Nothing thus far in his life had prepared him to respond.
‘Child, where are your manners?’
Some of the indulgence left Joscelin’s expression. ‘That is not the kind of question to ask of
a gift you have given, and especially not before introductions are made. Nor,’ he added wryly, ‘are you fit to be
introduced at the moment. You look like
a hoyden out of a gutter. Now go, do as
I say, and when the time is right you can ask Brunin all the questions you
want.’
She hesitated as if she might
further argue, but then seemed to think the better of it and relaxed so that
Joscelin could set her down. Shaking out
her dress, she looked again at Brunin and gave him a smile.
‘I hope you do,’ she said. ‘I chose
him.’ And then she was gone, lifting her
skirts above her ankles to run long-strided like a boy, her wild auburn hair
bouncing at her shoulders.
Joscelin sighed. ‘What am I to do with her?’ he said, and then
he gave a reluctant chuckle. ‘I am her
father and I ask that?’ He turned to
Brunin. ‘One rule to remember is always
judge on your instincts, never on first appearances.’
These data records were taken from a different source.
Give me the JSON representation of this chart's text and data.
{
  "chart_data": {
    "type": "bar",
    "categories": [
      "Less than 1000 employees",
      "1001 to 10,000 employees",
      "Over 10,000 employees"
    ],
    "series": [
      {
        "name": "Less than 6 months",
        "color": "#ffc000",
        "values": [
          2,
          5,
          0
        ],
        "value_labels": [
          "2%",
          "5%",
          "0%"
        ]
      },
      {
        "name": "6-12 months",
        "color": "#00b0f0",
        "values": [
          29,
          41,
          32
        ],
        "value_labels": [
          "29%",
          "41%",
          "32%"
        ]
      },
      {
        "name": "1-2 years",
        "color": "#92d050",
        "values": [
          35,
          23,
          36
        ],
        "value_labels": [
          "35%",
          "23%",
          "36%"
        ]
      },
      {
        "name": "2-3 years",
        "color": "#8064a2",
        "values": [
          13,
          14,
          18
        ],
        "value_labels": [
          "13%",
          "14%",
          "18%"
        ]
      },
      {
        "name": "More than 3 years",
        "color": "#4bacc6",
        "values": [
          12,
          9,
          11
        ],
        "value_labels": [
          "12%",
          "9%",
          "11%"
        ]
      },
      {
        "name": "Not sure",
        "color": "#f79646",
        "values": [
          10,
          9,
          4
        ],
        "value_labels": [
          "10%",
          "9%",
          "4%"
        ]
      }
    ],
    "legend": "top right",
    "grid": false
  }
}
‘Yes my lord,’ Brunin said
neutrally. He was still struggling with
his astonishment. He didn’t have a
sister, but if he did, he dared not imagine what punishment such appearance and
behaviour would merit at Whittington.
Rather than feeling censure, he sympathised with her plight, although
his own instinct would have been to hide in a corner rather than climb
conspicuously onto a roof. Judging with
one’s instincts was not as simple a matter as lord Joscelin made it sound. First, you had to trust those instincts.